In the actual calculations, The total thrust and power are computed by

     Ttotal   =  Tvisc  +  Twake
     Ptotal   =  Pvisc  +  Pwake

with Twake and Pwake being calculated on an inviscid "equivalent rotor", 
which has no nacelle and which has the same far vortex wake as the real 
rotor.  Tvisc and Pvisc are calculated by direct integration of the
blade profile drag on the real rotor.

The nacelle thrust (or drag) is calculated indirectly by

     Tnacelle  =  Twake  -  Tinv
     Pnacelle  =  Pwake  -  Pinv  =  0  always

with Tinv and Pinv being calculated by direct integration of the blade 
profile lift forces on the real rotor.  It is reassuring that Pnacelle 
always turns out to vanish, since a fixed axisymmetric nacelle cannot 
possibly deliver power to or from the flow. 


The radial circulation distribution of the "equivalent rotor", which 
is needed to calculate its thrust and power, is determined using mass 
conservation and Kelvin's circulation theorems. Just behind a rotor,
the circumferential circulation around a streamtube of some radius is
simply the total bound circulation on the rotor blades at that radius,
and this circulation cannot change downstream (Kelvin's theorem). 
The streamtube's radius, on the other hand, will change downstream as
the average velocity in the streamtube changes and/or the cross-sectional
area of any nacelle in the center changes.  The contraction and velocity
are related by mass continuity requirements.  Specifically, if we define

     r      =  real rotor radial coordinate
     U(r)   =  real rotor freestream + average induced axial velocity
     u(r)   =  perturbation velocity induced by nacelle at rotor
     r'     =  equivalent rotor radial coordinate
     U'(r') =  equivalent rotor freestream + average induced axial velocity

then the radial location of the streamtube at the real rotor (r) and 
its location at the equivalent rotor (r') are related by the differential
mass continuity equation:

       (U+u) r dr  =  U' r' dr'

If this relation is satisfied, the real-rotor and equivalent-rotor
streamtubes from r and r' will coincide in the far wake and have the
same axial velocity since their mass flow will be the same.  If they
also have the same circulation, their tangential velocity will be the
same, and thus the far wakes from the real and equivalent rotors will
be the same.

The "correspondence" function r'(r) is obtained by numerically integrating
the ODE above.  To do this requires that the initial value of r'(r)
corresponding to the blade root at r = r0 be specified, say r'(r0) = r0'.
The best value for this equivalent rotor (and far wake) "core radius" r0'
is the radius of the displacement body of the nacelle far downstream.
The displacement body cross-sectional area far downstream Ainf is just the
drag area of the nacelle, and is related to the viscous drag D on the
nacelle and the freestream dynamic pressure q by

                                                   2
    D  =  q Ainf         and        Ainf = pi (r0')
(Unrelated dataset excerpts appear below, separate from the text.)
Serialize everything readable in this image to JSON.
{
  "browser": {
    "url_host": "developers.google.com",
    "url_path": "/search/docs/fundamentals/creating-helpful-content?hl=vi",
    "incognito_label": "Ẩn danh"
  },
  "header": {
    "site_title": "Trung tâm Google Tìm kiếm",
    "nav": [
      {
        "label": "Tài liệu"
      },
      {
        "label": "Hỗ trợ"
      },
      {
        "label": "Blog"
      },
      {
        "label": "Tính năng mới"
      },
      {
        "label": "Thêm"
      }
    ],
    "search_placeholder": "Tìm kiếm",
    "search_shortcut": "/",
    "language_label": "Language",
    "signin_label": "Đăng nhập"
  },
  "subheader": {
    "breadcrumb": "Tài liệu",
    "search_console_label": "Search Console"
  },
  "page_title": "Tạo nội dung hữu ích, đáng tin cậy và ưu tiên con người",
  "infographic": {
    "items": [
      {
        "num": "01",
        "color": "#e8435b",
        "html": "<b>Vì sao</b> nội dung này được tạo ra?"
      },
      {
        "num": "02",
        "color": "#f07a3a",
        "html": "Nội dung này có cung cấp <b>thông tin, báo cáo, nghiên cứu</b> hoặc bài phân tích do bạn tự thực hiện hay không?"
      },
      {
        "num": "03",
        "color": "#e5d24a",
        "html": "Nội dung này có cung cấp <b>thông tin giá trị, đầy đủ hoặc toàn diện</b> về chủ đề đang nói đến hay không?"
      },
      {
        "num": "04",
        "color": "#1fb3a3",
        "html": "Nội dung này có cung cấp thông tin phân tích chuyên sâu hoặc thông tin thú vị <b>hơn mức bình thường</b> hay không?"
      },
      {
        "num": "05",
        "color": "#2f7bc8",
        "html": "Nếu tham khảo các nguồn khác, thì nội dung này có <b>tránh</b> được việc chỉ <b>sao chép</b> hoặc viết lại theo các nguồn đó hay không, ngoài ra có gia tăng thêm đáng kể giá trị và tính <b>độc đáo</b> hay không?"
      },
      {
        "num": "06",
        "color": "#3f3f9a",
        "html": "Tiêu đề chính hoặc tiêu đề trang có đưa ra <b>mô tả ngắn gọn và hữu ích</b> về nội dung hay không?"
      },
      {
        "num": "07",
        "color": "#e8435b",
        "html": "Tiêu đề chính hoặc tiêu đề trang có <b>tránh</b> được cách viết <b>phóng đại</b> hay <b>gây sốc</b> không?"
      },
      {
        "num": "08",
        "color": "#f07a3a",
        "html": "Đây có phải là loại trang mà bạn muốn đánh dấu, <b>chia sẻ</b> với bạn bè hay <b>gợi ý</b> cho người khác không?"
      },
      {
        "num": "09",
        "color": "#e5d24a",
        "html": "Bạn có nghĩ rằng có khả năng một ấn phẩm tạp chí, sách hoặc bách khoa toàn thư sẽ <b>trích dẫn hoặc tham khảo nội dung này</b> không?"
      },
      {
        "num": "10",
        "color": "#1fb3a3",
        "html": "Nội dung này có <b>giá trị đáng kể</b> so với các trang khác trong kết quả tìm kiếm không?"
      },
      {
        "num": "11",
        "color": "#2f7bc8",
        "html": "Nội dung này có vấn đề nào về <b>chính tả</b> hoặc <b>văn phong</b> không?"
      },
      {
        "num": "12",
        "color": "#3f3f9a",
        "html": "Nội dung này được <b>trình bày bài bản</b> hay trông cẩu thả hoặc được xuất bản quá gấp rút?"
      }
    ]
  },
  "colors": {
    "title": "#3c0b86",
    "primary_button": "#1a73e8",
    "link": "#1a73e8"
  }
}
Once the function r'(r) and thus r(r') is determined, the bound circulation
distribution on the equivalent rotor is then simply G'(r') = G[r(r')],
where G[r] is the bound circulation on the real rotor at radius r. 

A minor simplification is made in the integration of the ODE above.
Instead of using the average axial induced velocity, the local induced
velocity at the propeller is used instead.  This is a reasonable
approximation, especially at the inner radii where the streamtubes
have the greatest relative radius changes.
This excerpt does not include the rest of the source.